Cette oscillation entre acceptation ou refus du cumul s’explique par « l’ambivalence » (S. Hocquet-Berg, art. préc.) de l’incidence professionnelle qui rend difficile la délimitation de son contenu. Ses contours ne sont pas précisément tracés ni par la nomenclature Dintilhac ni par la jurisprudence. Envisagée par le premier comme un poste de préjudice exclusivement patrimonial, il s’avère, en réalité, qu’il est dual, ce que peine à affirmer clairement la seconde. Un projet de décret gouvernemental rendu public en 2014, dont le but était d’entériner la nomenclature, proposait justement de scinder l’incidence professionnelle en deux postes, l’un patrimonial, l’autre extrapatrimonial. Parce que le projet a finalement été abandonné, il revient au juge de définir les règles d’application de ce poste de préjudice et de le faire avec méthode.

Pour ce faire, parce que « les éléments de préjudice composant le poste de l’incidence professionnelle sont hétérogènes » (P. Jourdain, art. préc.), l’idée serait de distinguer entre ceux d’entre eux qui ont un caractère patrimonial (frais de reclassement, perte de droit à la retraite, perte de chance professionnelle, dévalorisation sur le marché du travail) de ceux qui ont une dimension extrapatrimoniale (perte d’intérêt pour le travail). Il faut comprendre que « les composantes extrapatrimoniales expriment l’impact professionnel non économique du dommage corporel » (P. Jourdain, art. préc.). La pénibilité accrue du travail, en cas de maintien de l’emploi, et l’abandon de la profession antérieure, en cas de perte d’emploi, en sont des exemples. Autant d’éléments de préjudice, envisagés dans leur dimension extrapatrimoniale, parfaitement compatibles avec la réparation de la perte de gains professionnels futurs.

Toutefois, en l’espèce, la perte de chance d’une promotion indemnisée au titre de l’incidence professionnelle est un préjudice patrimonial démontrant par là même qu’il n’y a pas toujours incompatibilité entre l’indemnisation de la perte de gains professionnels et celle de l’incidence professionnelle envisagée, cette fois-ci dans sa dimension patrimoniale.

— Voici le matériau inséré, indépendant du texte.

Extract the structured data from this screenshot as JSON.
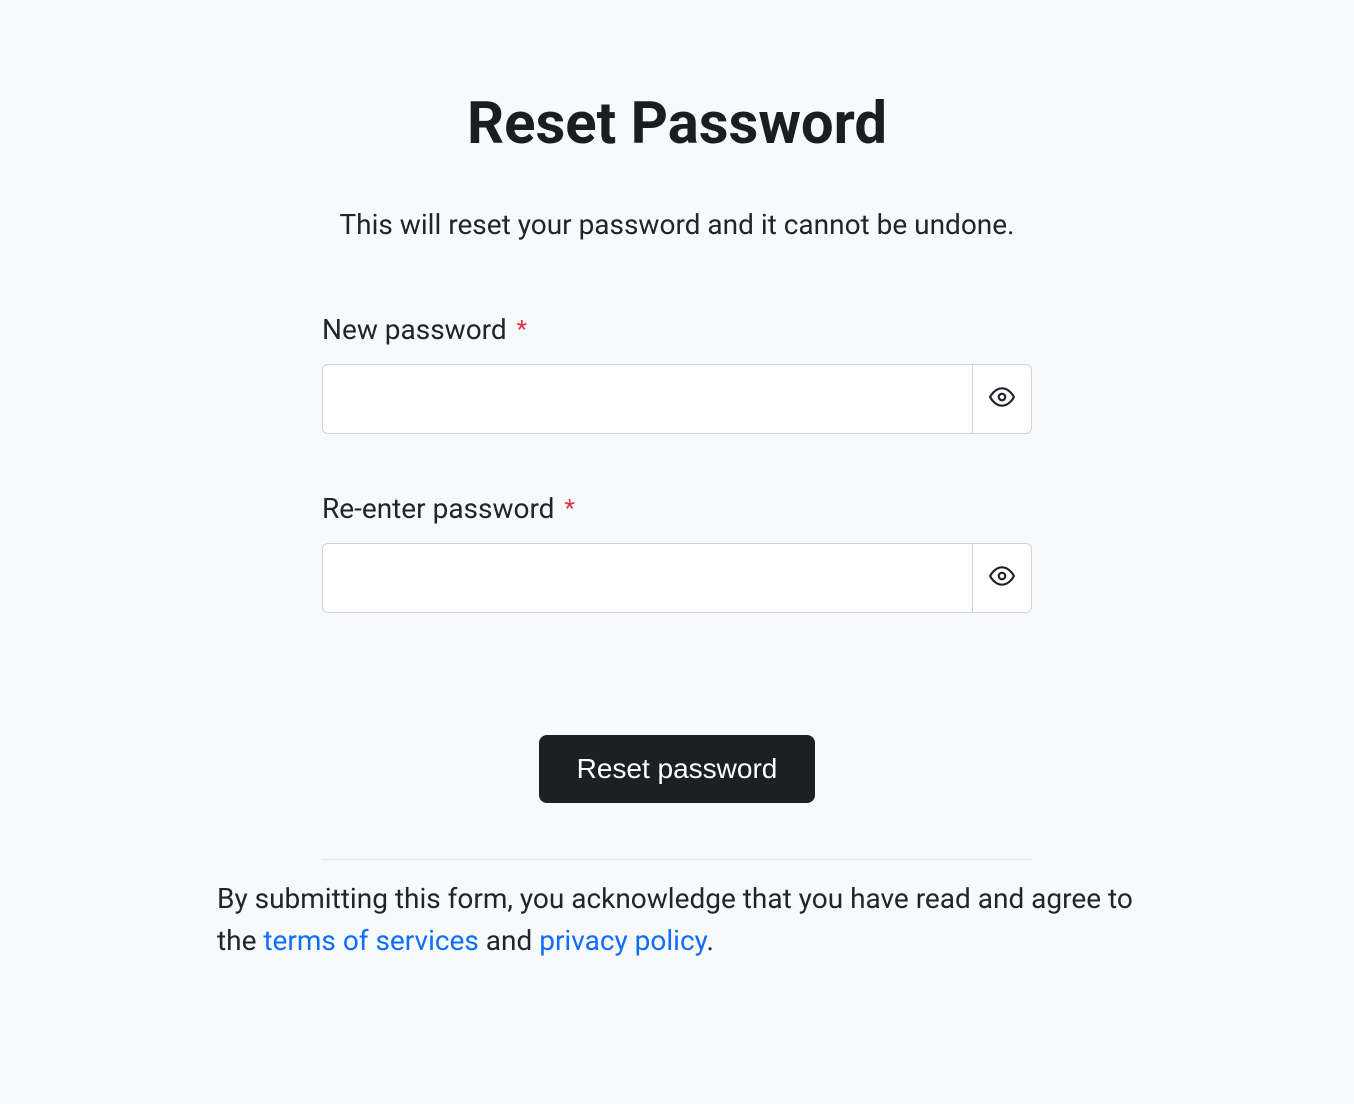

Finalement, ce ne sont pas tous les préjudices patrimoniaux rattachés à l’incidence professionnelle qui sont compatibles avec une indemnisation au titre des pertes de gains professionnels futurs mais seulement certains. En revanche, les préjudices extrapatrimoniaux qui entrent dans le cadre de l’incidence professionnelle peuvent, tous, être indemnisés indépendamment de l’indemnisation des pertes de gains professionnels.

En somme, s’il n’ y a pas de solutions clairement établies, l’arrêt du 23 mai 2019 montre que la tendance n’est pas au rejet systématique d’un cumul d’indemnisations au titre de la perte de gains professionnels et au titre de l’incidence professionnelle. Reste toutefois pour la Cour de cassation à marquer les frontières de l’incidence professionnelle plus nettement « afin de clarifier le contenu d’un préjudice de fait trop hétérogène pour être réellement valorisé en pratique » (S. Porchy-Simon, art. préc.).